If 20 minutes seem overwhelming, start with 10 to 15 minutes and gradually increase a few minutes each week. And raking the lawn and preparing gardens for seeds and new plants counts as an exercise! Every movement of the body is good for us. The American Diabetes Association encourages all people with diabetes to increase their physical activity for at least 30 minutes most days of the week.
In addition to physical activity, healthier food choices can have a big impact on blood sugar (sugar) levels, blood pressure, and cholesterol levels. Some of us may feel that we have trouble eating our usual meals during the winter months. Maybe it’s time to try some new recipes with new flavors for a change.
One goal for many people with diabetes is to eat more vegetables. Vegetables are high in vitamins and minerals, and most are low in calories and carbohydrates.
If you have diabetes, limiting the amount of carbohydrates you eat with a meal or snack usually helps to minimize spikes in your blood sugar after you eat. So filling up with more vegetables can help us eat less bread and starch during a meal, which will help us decrease our carbohydrate intake.
Vegetables can be a great source of fiber that help us feel fuller after eating. When we add a large salad or serving of cooked vegetables to most meals, we often feel satisfied with fewer or smaller servings of bread and starch.
Grocery stores also have a larger selection of cheaper fruit in the warmer months. Melons and berries are great low-carb fruits that can be incorporated into salads or eaten as a dessert or snack. A bowl of fresh strawberries with a spoonful of whipped cream can be a delicious dessert during the strawberry season. Pieces of melon and fresh blueberries with some low-fat Greek yogurt could make a refreshing snack. You can find the sweetness of fresh fruit almost as satisfying as a chocolate chip cookie.
Adding fresh vegetables and fruits to your meal doesn’t have to be complicated. Look for products that are for sale that appeal to you. Buy it, wash it, and keep it ready to eat in your fridge. Look for recipes with fruits and vegetables that you enjoy eating. Online sources, including the American Diabetes Association’s Diabetes Food Hub (diabetesfoodhub.org), provide great resources for new recipes and ways to add more vegetables and fruits to our meals. Try these Italian Salsa Salad and Avocado Strawberry Salad recipes to see if they make a good addition to your diet.
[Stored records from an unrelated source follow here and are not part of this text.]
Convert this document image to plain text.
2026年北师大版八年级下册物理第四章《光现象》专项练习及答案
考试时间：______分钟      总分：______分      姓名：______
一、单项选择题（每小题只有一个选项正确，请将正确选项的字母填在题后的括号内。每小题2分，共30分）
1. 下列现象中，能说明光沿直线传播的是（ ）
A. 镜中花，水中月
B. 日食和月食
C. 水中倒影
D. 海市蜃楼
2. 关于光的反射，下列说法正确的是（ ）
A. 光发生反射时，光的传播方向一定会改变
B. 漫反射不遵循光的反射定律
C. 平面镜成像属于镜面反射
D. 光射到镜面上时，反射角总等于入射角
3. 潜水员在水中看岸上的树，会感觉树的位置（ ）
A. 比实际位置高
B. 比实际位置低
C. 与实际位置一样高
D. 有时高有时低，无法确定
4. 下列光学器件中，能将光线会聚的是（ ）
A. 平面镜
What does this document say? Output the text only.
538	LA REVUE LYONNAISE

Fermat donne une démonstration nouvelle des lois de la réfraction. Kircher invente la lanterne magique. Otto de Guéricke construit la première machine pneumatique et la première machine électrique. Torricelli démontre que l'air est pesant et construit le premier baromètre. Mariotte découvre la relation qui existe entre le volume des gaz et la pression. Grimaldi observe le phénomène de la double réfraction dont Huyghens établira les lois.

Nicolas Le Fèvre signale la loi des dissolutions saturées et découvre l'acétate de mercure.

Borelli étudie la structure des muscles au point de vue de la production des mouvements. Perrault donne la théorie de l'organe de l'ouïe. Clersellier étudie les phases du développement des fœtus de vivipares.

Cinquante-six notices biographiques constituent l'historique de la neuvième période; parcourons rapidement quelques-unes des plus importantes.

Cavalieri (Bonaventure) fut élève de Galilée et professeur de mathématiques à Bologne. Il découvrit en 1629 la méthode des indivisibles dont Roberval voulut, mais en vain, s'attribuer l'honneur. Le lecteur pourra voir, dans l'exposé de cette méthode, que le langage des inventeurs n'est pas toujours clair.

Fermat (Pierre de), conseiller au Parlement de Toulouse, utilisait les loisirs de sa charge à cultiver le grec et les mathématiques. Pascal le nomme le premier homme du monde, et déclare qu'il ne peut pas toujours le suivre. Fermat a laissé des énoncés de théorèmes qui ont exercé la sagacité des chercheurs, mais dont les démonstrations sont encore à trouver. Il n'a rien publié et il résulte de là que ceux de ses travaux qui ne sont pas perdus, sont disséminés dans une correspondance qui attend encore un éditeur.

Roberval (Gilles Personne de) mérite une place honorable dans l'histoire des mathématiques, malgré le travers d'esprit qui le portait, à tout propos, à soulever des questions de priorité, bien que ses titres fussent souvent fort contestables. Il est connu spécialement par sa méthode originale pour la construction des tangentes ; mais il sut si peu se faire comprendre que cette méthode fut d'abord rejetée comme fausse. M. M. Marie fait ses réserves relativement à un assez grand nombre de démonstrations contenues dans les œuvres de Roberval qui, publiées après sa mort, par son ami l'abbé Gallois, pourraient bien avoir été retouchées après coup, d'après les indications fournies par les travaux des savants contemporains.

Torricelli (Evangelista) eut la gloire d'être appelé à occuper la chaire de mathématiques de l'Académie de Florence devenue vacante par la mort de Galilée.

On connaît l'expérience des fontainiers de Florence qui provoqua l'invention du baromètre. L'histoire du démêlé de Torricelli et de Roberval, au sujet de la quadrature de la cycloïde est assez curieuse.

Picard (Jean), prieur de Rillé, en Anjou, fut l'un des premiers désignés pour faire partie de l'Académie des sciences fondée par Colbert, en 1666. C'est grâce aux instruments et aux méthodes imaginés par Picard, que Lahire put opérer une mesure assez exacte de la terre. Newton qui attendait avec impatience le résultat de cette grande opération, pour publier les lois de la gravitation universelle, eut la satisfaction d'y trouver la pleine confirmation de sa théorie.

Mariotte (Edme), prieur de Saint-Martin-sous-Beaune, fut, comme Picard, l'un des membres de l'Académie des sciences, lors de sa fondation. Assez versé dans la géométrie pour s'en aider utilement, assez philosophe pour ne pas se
Happy Spring!
Avocado and strawberry salad
1 ripe avocado, peeled, pitted and cut into pieces
1½ cups of peeled, sliced strawberries
1 lemon, juiced
2 tablespoons of raspberry vinegar
1 tablespoon of olive oil
2 teaspoons of honey
Salt and pepper to taste
2 tablespoons of roasted, sliced almonds
Combine avocado and lemon juice in a large, non-reactive bowl. Add berries. Combine vinegar, oil, honey, salt and pepper. Add to the fruits and combine well. Serve over a bed of lettuce leaves. Makes 4 servings. Per serving: 160 calories, 17 g carbohydrates
Spicy salsa salad
2 tablespoons of capers, rinsed and drained
½ green pepper, chopped
10 ounces cherry tomatoes, cut in half
½ cup chopped red onion
½ stalk of celery, chopped
2 tablespoons of apple cider vinegar
1 tablespoon of olive oil
1 teaspoon of dried basil
½ teaspoon dried oregano
1/8 teaspoon salt
Squashed red pepper if desired
Mix all ingredients in a bowl. Gently throw the ingredients together. Let stand for 15 minutes before serving. Makes 6 servings. Per serving: 40 calories, 5 g carbohydrates
Patti Urbanski is a registered dietitian with St. Luke’s.
Patti Urbanski, MEd, RD, LD, CDCES, is a registered nutritionist and certified specialist in diabetes care and education at St. Luke’s. She was a member of the Nutrition Scientific Review and Writing Committees of the American Diabetes Association that developed the ADA Diabetes Nutrition Guidelines in 2013 and 2019.